There has been no doctor for the last six months in the PHC at Kariganur, the village of Chennagiri MLA Mahima Patel, who is now Special Representative of the State in New Delhi.
Owing to the absence of doctors and paramedical staff, the people of a number of villages have to go to taluk hospitals or district hospitals to avail themselves of medical care.
Further, a considerable number of medicines, including expensive life-saving drugs, were being supplied to all PHCs and PHUs irrespective of whether doctors were present to administer them or not.
District Health Officer S.M. Bankar said many posts of doctors, laboratory technicians, pharmacists, health workers, and X-ray technicians had not yet been filled. He said that he had written to the Government to take up recruitment.
He expressed his inability to have doctors and staff recruited on contract basis due to the lack of response to the advertisements.
He said that many doctors preferred to work only in urban areas.
He said that over 15 posts of doctors, 85 posts of health workers, 21 posts of laboratory technicians and five posts of pharmacists were vacant in the district. He also said that he had directed doctors of some PHCs to visit a few other PHCs once or twice a week. However, he was evasive when asked how doctors were functioning bereft of staff.

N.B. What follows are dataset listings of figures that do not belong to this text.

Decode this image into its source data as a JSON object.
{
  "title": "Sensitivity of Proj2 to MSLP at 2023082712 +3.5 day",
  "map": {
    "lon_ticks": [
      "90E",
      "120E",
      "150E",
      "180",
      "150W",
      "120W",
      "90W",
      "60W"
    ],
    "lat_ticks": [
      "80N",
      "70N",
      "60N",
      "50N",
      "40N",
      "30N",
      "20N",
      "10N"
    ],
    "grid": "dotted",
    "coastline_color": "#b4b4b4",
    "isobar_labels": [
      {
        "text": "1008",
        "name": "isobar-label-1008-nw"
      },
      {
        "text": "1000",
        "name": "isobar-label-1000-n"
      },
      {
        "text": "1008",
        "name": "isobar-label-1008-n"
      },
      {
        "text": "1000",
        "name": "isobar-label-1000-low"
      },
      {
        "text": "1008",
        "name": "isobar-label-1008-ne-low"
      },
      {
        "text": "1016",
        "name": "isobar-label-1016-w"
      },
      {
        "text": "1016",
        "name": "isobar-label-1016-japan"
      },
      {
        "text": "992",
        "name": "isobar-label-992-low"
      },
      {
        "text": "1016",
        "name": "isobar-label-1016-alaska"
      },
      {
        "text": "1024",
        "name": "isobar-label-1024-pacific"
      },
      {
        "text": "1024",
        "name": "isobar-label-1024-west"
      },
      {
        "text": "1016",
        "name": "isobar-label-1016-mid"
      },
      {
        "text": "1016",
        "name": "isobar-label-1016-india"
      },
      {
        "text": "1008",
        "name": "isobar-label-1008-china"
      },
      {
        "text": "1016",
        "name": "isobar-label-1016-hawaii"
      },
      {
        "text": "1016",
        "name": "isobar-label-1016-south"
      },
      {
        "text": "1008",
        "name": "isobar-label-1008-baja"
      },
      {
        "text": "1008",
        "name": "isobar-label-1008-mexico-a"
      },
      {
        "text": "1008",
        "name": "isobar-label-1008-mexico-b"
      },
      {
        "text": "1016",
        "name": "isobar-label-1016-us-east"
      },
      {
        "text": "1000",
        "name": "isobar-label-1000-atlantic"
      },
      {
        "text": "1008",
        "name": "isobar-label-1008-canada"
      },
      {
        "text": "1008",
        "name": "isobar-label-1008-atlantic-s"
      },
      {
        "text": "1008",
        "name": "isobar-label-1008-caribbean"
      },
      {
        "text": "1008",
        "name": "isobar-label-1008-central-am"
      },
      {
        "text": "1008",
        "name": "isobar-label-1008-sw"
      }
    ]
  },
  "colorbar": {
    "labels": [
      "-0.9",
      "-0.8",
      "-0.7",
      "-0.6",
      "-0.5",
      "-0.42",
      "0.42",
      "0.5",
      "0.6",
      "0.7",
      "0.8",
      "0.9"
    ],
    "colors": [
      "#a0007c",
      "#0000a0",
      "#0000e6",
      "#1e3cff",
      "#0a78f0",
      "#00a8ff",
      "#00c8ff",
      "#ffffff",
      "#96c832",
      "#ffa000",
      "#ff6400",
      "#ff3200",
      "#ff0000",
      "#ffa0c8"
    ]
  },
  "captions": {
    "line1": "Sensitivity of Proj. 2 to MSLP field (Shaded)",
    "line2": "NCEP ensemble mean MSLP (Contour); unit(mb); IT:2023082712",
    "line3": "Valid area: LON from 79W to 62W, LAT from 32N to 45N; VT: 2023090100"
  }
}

He also said that sufficient life-saving drugs and other common medicines had been supplied regularly.
He said that he had ensured the presence of sufficient stock of medicines such as IV fluids, anti-snake venom, PALM drug (which is used to treat people who consume poison).
He said he had warned doctors not to demand money from the patients. He had received similar complaints against a doctor of a village in Harpanahalli taluk and warned him of dire consequences, he said.
To a question, he said three of the 56 blood samples sent to the National Institute of Virology from the district had been diagnosed with dengue, while three cases turned out to be chikungunya.